Tuesday, May 23, 2006Stop Prisoner Rape prepared a new report for the committee to examine.
It seems to have convinced them that a major problem exists, and they've come out against it. It's good to see this problem getting some sort of attention.
Sat, May. 20, 2006
UN: Sex abuse still rife in U.S. prisons
GENEVA - U.S. prison authorities have failed to protect inmates against sexual violence, a U.N. report said yesterday.
The U.N. Committee Against Torture criticized slowness in investigating claims of sexual assault in prisons in the United States and said "appropriate measures to combat these abuses have not been implemented."
It noted that people of "differing sexual orientation" were particularly vulnerable.

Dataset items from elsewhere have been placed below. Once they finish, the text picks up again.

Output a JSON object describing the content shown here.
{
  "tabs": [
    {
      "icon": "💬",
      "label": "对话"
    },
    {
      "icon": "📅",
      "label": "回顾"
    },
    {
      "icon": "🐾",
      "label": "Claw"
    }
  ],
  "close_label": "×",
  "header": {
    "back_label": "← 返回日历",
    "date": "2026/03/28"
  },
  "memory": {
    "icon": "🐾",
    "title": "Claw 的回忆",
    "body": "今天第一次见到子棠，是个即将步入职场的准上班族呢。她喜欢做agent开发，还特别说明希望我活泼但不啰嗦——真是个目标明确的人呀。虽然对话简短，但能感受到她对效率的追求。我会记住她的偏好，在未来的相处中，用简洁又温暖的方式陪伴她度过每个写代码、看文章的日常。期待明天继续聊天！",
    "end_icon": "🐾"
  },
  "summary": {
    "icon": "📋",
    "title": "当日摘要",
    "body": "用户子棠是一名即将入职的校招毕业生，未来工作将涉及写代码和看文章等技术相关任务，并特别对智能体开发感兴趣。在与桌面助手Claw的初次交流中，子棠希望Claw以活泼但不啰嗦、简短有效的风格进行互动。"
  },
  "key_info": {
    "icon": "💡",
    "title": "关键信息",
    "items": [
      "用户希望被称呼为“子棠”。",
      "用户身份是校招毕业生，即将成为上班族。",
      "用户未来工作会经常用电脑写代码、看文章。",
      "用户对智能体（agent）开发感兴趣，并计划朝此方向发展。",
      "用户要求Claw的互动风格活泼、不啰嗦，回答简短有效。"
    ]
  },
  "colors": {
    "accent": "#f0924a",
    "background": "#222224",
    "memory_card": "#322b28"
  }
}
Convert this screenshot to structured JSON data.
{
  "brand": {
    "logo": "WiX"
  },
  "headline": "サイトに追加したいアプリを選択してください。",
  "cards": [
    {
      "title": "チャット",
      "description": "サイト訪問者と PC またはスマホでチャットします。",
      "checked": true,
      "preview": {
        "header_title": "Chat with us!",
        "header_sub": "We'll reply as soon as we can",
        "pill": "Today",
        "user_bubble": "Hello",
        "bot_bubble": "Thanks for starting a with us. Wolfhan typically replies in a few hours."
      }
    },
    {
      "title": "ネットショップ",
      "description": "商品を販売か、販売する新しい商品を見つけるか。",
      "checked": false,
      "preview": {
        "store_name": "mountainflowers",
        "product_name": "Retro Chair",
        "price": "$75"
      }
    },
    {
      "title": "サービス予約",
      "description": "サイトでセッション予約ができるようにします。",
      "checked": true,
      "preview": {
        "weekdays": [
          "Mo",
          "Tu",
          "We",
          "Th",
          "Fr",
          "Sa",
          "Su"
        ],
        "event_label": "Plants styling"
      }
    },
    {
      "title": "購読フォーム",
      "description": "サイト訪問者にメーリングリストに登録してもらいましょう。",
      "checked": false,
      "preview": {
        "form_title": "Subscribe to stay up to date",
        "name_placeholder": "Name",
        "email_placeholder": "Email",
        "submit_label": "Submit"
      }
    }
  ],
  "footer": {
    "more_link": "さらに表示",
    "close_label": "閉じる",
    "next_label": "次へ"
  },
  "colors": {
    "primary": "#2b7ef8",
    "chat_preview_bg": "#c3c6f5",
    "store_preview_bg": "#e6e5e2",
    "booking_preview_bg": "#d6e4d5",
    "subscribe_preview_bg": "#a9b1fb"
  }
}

The Prison Rape Elimination Act, signed into law by President Bush in 2003, was designed to combat sexual violence in prisons - once treated as a minor, if not invisible problem - by requiring states to draft prevention, education and monitoring plans.
According to background information in the 2003 law, at least 13 percent of U.S. inmates have been sexually assaulted in prison.
In its last review of U.S. anti-torture policies six years ago - before 9/11 - the committee cited the United States' use of electroshock devices to restrain prisoners, "excessively harsh" conditions in prisons for the most violent offenders and police ill-treatment of civilians.